Shamelessly, Tiziano even sexually harasses young Francesca during the mass, since she is blossoming into a gorgeous teenage girl. When Noè learns about it, he confronts Tiziano but is heavily beaten by the young man’s friends. In parallel, Francesca discovers that her mother is having an affair with Mr Colombo, Tiziano’s father. And that her own father probably did nothing because Colombo helped him obtain a contract for providing hats to the Italian troops engaged in Ethiopia.
Accompanied by Francesca, Maddalena decides to face Tiziano once and for all. The young man mocks them in front of other people and goes on telling them that he is not the father of the baby, and Donatella is basically a slut. Maddalena knows the truth – Tiziano convinced Donatella to have sex threatening not to marry her if she didn’t – but also knows that people will believe Tiziano, who is a Colombo, the member of a powerful fascist family, a handsome young man coming from a higher class. She curses him, promising he will have a terrible death soon.

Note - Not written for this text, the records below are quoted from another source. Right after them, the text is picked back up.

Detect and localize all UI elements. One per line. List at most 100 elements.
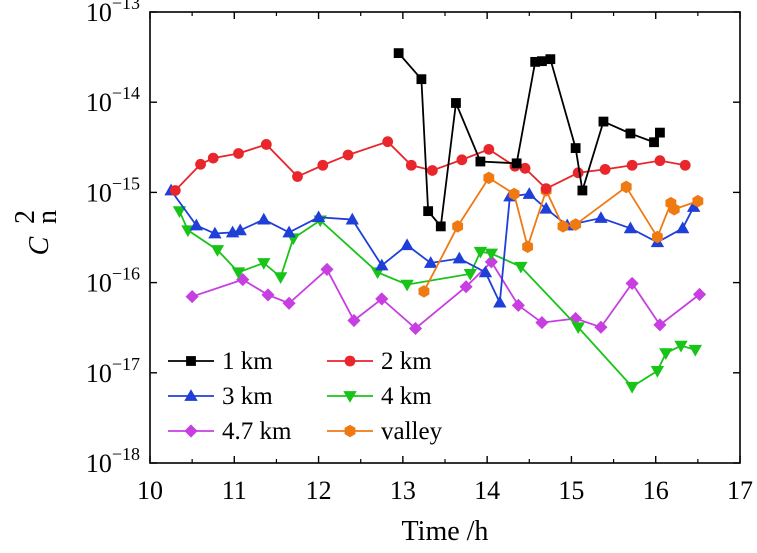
data-point-4-km — [231, 267, 246, 280]
data-point-4_7-km — [625, 276, 639, 290]
legend-item-4_7-km: 4.7 km — [168, 418, 292, 445]
data-point-1-km — [416, 74, 427, 85]
x-tick-label: 10 — [137, 476, 163, 505]
data-point-2-km — [382, 136, 394, 148]
data-point-valley — [452, 220, 464, 233]
data-point-valley — [570, 218, 582, 231]
data-point-4-km — [514, 261, 528, 274]
legend-item-2-km: 2 km — [327, 348, 432, 375]
data-point-3-km — [257, 212, 271, 225]
data-point-2-km — [207, 152, 219, 164]
data-point-2-km — [426, 165, 438, 176]
data-point-4-km — [210, 245, 225, 257]
x-tick-label: 14 — [474, 476, 500, 505]
data-point-4_7-km — [511, 298, 525, 312]
data-point-4-km — [463, 268, 477, 281]
data-point-2-km — [599, 163, 611, 175]
data-point-1-km — [545, 54, 556, 65]
data-point-2-km — [233, 148, 244, 159]
data-point-3-km — [675, 221, 690, 234]
y-tick-label: 10−18 — [86, 444, 140, 478]
data-point-3-km — [478, 265, 493, 278]
legend-item-3-km: 3 km — [168, 383, 273, 410]
svg-text:C: C — [24, 236, 55, 255]
series-1-km — [393, 48, 665, 232]
data-point-4-km — [400, 279, 414, 292]
data-point-3-km — [522, 187, 536, 199]
x-tick-label: 13 — [390, 476, 416, 505]
x-tick-label: 12 — [306, 476, 332, 505]
legend-label: 3 km — [222, 383, 273, 410]
data-point-2-km — [292, 171, 303, 182]
legend-label: valley — [381, 418, 443, 445]
data-point-2-km — [483, 143, 495, 155]
data-point-1-km — [649, 137, 659, 148]
series-3-km — [164, 183, 701, 308]
data-point-valley — [483, 171, 495, 185]
data-point-1-km — [570, 143, 581, 153]
data-point-3-km — [375, 258, 389, 271]
data-point-3-km — [594, 211, 608, 223]
y-axis-title: C 2 n — [10, 210, 63, 255]
data-point-2-km — [626, 159, 638, 171]
series-4_7-km — [185, 255, 707, 336]
data-point-4_7-km — [375, 292, 389, 306]
data-point-2-km — [169, 185, 181, 196]
data-point-3-km — [423, 256, 438, 268]
data-point-4_7-km — [408, 321, 423, 336]
legend-marker — [344, 355, 356, 367]
data-point-valley — [620, 180, 632, 194]
legend-label: 4 km — [381, 383, 432, 410]
data-point-2-km — [260, 139, 272, 150]
data-point-3-km — [311, 210, 326, 223]
y-axis-title-superscript: 2 — [10, 210, 41, 224]
data-point-1-km — [598, 116, 609, 127]
data-point-valley — [668, 203, 680, 216]
series-line-1-km — [397, 52, 661, 229]
data-point-4-km — [625, 381, 639, 394]
data-point-4-km — [484, 248, 499, 261]
data-point-4_7-km — [459, 280, 473, 294]
data-point-valley — [508, 187, 520, 201]
y-tick-label: 10−13 — [86, 0, 140, 27]
legend-item-4-km: 4 km — [327, 383, 432, 410]
data-point-2-km — [540, 183, 552, 195]
data-point-3-km — [345, 212, 359, 225]
data-point-4_7-km — [653, 318, 667, 332]
data-point-4-km — [473, 246, 488, 259]
data-point-4_7-km — [347, 313, 361, 328]
y-tick-label: 10−17 — [86, 354, 140, 388]
legend-marker — [343, 391, 357, 403]
data-point-3-km — [452, 251, 467, 264]
data-point-valley — [692, 194, 704, 208]
data-point-4_7-km — [692, 287, 707, 301]
data-point-3-km — [189, 218, 204, 231]
data-point-3-km — [208, 226, 222, 239]
data-point-4-km — [273, 272, 288, 284]
data-point-4_7-km — [484, 255, 498, 269]
x-tick-label: 16 — [643, 476, 669, 505]
data-point-1-km — [435, 221, 446, 232]
data-point-4_7-km — [320, 262, 334, 276]
axis-ticks: 10 11 12 13 14 15 16 17 10−18 10−17 10−16 10−15 10−1… — [86, 0, 753, 505]
legend: 1 km 2 km 3 km 4 km 4.7 km valley — [168, 348, 443, 445]
y-axis-title-subscript: n — [32, 210, 63, 224]
data-point-4-km — [571, 322, 585, 335]
data-point-4-km — [674, 340, 688, 353]
data-point-1-km — [423, 206, 434, 217]
legend-marker — [184, 424, 198, 438]
series-2-km — [169, 136, 691, 196]
x-tick-label: 17 — [727, 476, 753, 505]
data-point-3-km — [493, 295, 507, 308]
data-point-2-km — [195, 158, 206, 170]
data-point-4-km — [172, 206, 187, 218]
data-point-4_7-km — [261, 288, 275, 302]
data-point-2-km — [317, 159, 329, 171]
y-axis-title-main: C — [24, 236, 55, 255]
x-axis-title: Time /h — [402, 516, 489, 547]
y-tick-label: 10−16 — [86, 264, 140, 298]
legend-marker — [344, 424, 356, 438]
series-layer — [164, 48, 707, 394]
data-point-1-km — [655, 127, 665, 138]
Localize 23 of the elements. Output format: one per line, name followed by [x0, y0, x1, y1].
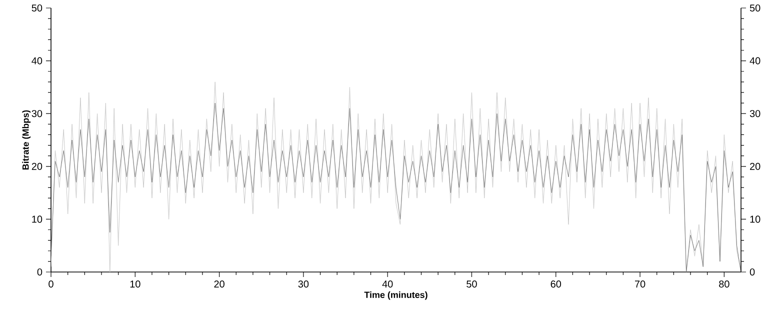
x-tick-label: 70: [634, 280, 646, 288]
x-tick-label: 0: [48, 280, 54, 288]
y-axis-title: Bitrate (Mbps): [22, 110, 31, 170]
y2-tick-label: 20: [750, 162, 760, 170]
x-tick-label: 40: [382, 280, 393, 288]
y2-tick-label: 30: [750, 110, 760, 118]
y2-tick-label: 10: [750, 216, 760, 223]
y2-tick-label: 40: [750, 57, 760, 64]
y-tick-label: 30: [32, 110, 42, 118]
x-tick-label: 50: [466, 280, 477, 288]
y-tick-label: 0: [37, 268, 42, 276]
x-tick-label: 10: [130, 280, 140, 288]
y-tick-label: 40: [32, 57, 42, 64]
x-tick-label: 80: [719, 280, 730, 288]
y-tick-label: 50: [32, 4, 42, 12]
x-tick-label: 60: [550, 280, 562, 288]
y-tick-label: 10: [32, 216, 42, 223]
y-tick-label: 20: [32, 162, 42, 170]
x-tick-label: 20: [214, 280, 224, 288]
y2-tick-label: 0: [750, 268, 755, 276]
x-tick-label: 30: [298, 280, 309, 288]
x-axis-title: Time (minutes): [364, 291, 428, 300]
y2-tick-label: 50: [750, 4, 760, 12]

More determined and furious than ever, she sends him a letter which she signs as Donatella, his former girlfriend, and summons him for a meeting on the river banks. She goes to the meeting with Francesca. She has brought a pair of scissors with her. She attacks him with scissors when he tries to hurt her, but he is much stronger. He almost drowns Maddalena and then attempts to rape Francesca. Suddenly, though, Tiziano has a heart attack and dies. The girls are overwhelmed and wonder about Maddalena’s supposed power. They hide the body and go home.
The police found the corpse a few days later. At first they think it was a political murder at the hands of an anti-fascist, maybe a communist. But then they discover the letter incriminating Donatella. To save her sister from prison, Maddalena confesses the murder, accusing Tiziano of having deceived her sister and tried to rape other girls. Francesca’s name begins circulating. To escape the scandal her mother (whose affair with Mr Colombo has also become known) decides to leave town and go to Naples to visit her family for a while.
They are about to get on the train when Noè arrives and tells Francesca that Maddalena has been arrested. He convinces her to go back and tell the truth. The novel ends with Francesca telling the police what happened at the river. She might be believed, since she comes from a good family. Above all, for the first time she feels she has become strong and she has grown up. But what she really cares about is Maddalena’s friendship, the gaze in her eyes and her hand tied to her hand while they face the grown-ups.